Reputation: 7694
I need to scrape an URL list obtained by a Google search, using the Apify platform.
My plan is to start from a Google Search Scraper Actor task. However I don't think it can be used to scrape anything else than the Google search results (maybe I'm wrong ?). Therefore I need to provide its output to another Actor task, e.g. a Web Scraper or a Puppeteer Scraper.
But I can't seem to find the documentation related to the chaining of Actors. How should I proceed ?
I found How to pass data from crawler to actor, and setting an ACTOR.RUN.SUCCEEDED
webhook on the Run task API endpoint of the second actor seems to work (that is, the second actor is launched).
However I can't seem to find how to pass the first actor's dataset to the second actor : the Start URLs field being mandatory I guess I should set it to the dataset, however the dataset link is different for each run…
Upvotes: 1
Views: 1714
Reputation: 677
You can chain multiple actor runs either via the Metamorph feature, or using Webhooks.

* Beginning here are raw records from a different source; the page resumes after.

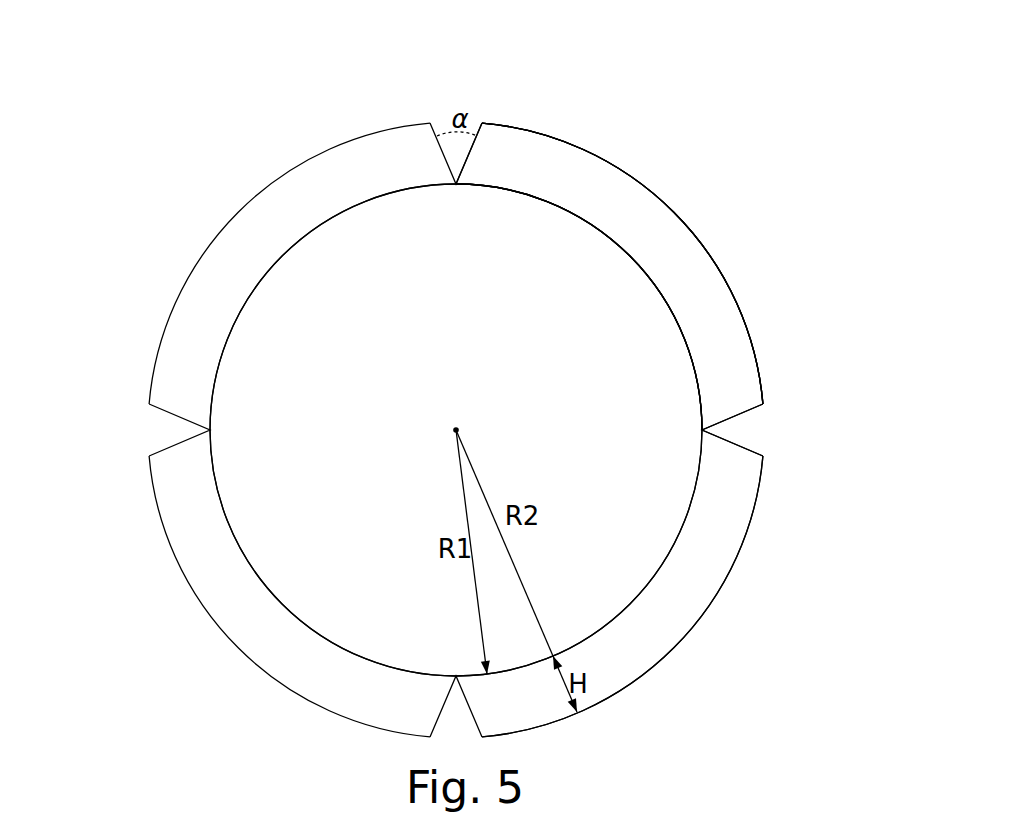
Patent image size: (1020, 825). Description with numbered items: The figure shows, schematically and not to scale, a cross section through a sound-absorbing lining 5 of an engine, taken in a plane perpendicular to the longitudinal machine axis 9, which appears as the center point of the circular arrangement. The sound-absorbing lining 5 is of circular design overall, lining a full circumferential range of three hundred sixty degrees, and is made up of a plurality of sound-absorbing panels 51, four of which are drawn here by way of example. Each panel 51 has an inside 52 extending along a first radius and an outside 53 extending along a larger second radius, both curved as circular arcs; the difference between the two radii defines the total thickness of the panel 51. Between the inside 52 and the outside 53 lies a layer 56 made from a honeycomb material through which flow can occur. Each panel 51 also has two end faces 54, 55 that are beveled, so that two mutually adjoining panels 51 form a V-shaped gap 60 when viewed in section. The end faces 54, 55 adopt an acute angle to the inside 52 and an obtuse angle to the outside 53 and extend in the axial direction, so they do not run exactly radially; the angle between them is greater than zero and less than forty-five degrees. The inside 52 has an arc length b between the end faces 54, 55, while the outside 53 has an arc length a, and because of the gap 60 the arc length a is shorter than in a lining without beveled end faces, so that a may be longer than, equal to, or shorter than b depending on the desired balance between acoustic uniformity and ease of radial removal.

The sound-absorbing lining 5 is at (342, 115).
The machine axis 9 is at (456, 430).
The sound-absorbing panel 51 is at (313, 217).
The inside 52 is at (627, 262).
The outside 53 is at (688, 218).
The end face 54 is at (465, 158).
The end face 55 is at (745, 418).
The layer made from honeycomb material 56 is at (730, 320).
The V-shaped gap 60 is at (445, 118).
The arc length a is at (573, 140).
The arc length b is at (687, 355).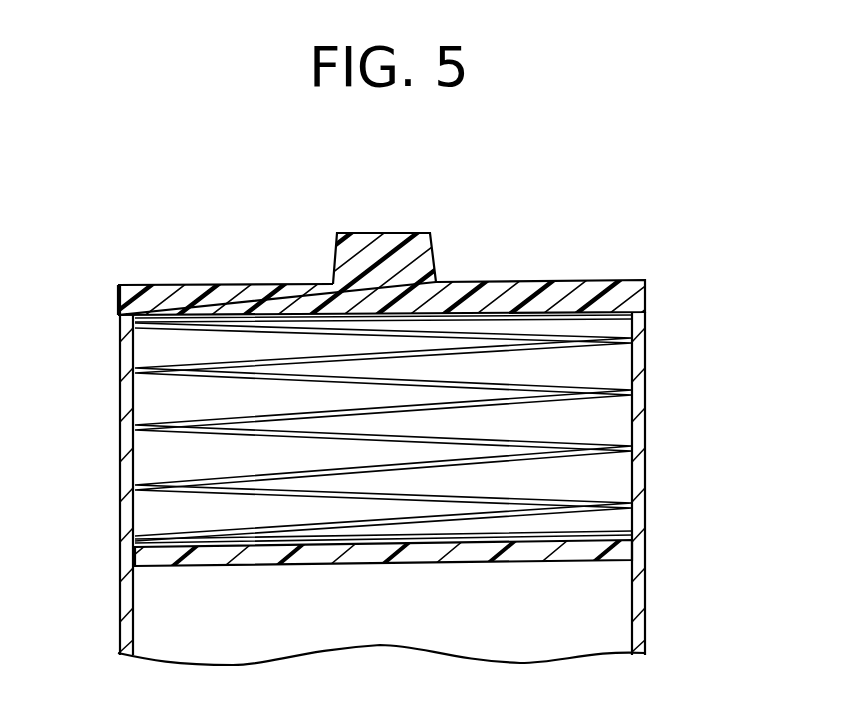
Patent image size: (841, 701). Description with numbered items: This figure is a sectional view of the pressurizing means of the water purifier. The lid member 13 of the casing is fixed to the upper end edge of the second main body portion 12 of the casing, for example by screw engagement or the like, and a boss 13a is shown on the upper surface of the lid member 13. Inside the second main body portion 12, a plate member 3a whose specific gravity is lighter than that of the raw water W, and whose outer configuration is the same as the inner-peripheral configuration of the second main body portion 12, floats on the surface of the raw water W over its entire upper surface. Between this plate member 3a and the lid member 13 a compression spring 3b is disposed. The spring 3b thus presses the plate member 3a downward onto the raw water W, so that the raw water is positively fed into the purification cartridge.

The lid member 13 is at (543, 281).
The boss 13a is at (394, 235).
The second main body portion 12 is at (647, 344).
The compression spring 3b is at (577, 400).
The plate member 3a is at (590, 558).
The raw water W is at (160, 605).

Metamorph allows you to run an actor and while the actor is running, "morph" it into a different actor with a custom input. The original actor will be stopped and replaced by the second one, but both will use the same storages, have the same run ID and will be displayed as a single actor run in the Apify app. You can use metamorph multiple times in a single run.

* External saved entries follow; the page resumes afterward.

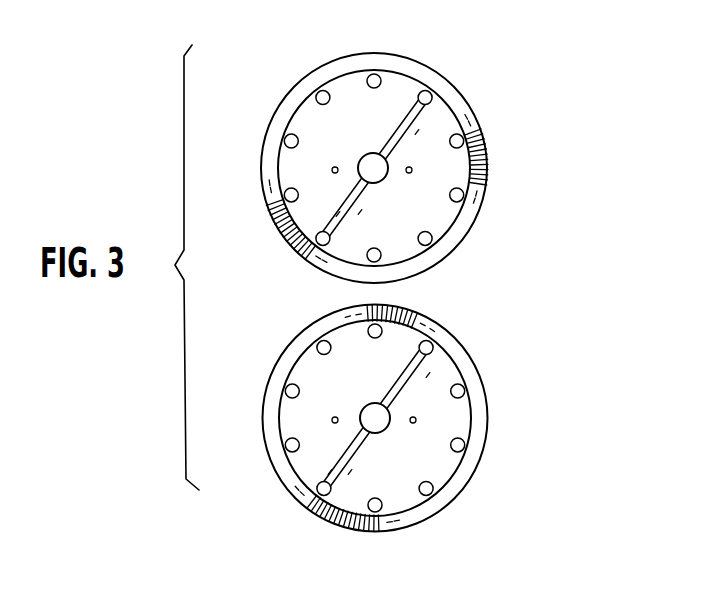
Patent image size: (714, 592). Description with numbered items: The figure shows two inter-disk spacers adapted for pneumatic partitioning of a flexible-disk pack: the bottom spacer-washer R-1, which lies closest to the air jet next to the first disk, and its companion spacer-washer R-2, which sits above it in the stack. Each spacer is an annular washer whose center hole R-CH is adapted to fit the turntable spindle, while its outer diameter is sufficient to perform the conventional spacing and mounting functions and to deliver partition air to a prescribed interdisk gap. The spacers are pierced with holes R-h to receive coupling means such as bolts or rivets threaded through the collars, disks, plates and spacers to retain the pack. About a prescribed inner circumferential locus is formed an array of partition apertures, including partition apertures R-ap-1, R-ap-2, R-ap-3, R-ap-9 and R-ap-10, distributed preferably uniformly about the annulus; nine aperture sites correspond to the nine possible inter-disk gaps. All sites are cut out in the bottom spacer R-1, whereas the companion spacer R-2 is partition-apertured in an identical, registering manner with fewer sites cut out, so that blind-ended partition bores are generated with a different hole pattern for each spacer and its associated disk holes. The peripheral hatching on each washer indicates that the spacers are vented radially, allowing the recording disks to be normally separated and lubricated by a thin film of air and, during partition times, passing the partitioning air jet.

The bottom spacer-washer R-1 is at (480, 370).
The companion spacer-washer R-2 is at (478, 120).
The center hole R-CH is at (372, 153).
The holes R-h is at (335, 166).
The partition aperture R-ap-1 is at (482, 185).
The partition aperture R-ap-2 is at (483, 151).
The partition aperture R-ap-3 is at (412, 108).
The partition aperture R-ap-9 is at (383, 508).
The partition aperture R-ap-10 is at (431, 237).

You can find the documentation for Metamorph here.
Webhooks allow you to call an arbitrary API endpoint once an actor reaches a given status, for example: SUCCEEDED. You can use this to call the Run Actor API to start another actor. You can set a custom payload for the webhooks, however, at this moment, passing output directly as webhook payload is not supported, so you'll need to use the ID of a key value store or dataset, where your results are stored and read it from there.
For example, to get the IDs of both key value store and dataset of the original actor, you would configure a payload like this:
{
"datasetId": {{resource.defaultDatasetId}},
"keyValueStoreId": {{resource.defaultKeyValueStoreId}}
}
The task is not trivial because the Google Search output format is not compatible with the Web Scraper input format. The best way to do this is to create an intermediary actor that uses the output from Google Search Scraper to produce an input for Web Scraper and then metamorph into it. So the final flow is:
Google Search Scraper --webhook-->
Output Processor Actor --metamorph-->
Web Scraper.
Upvotes: 3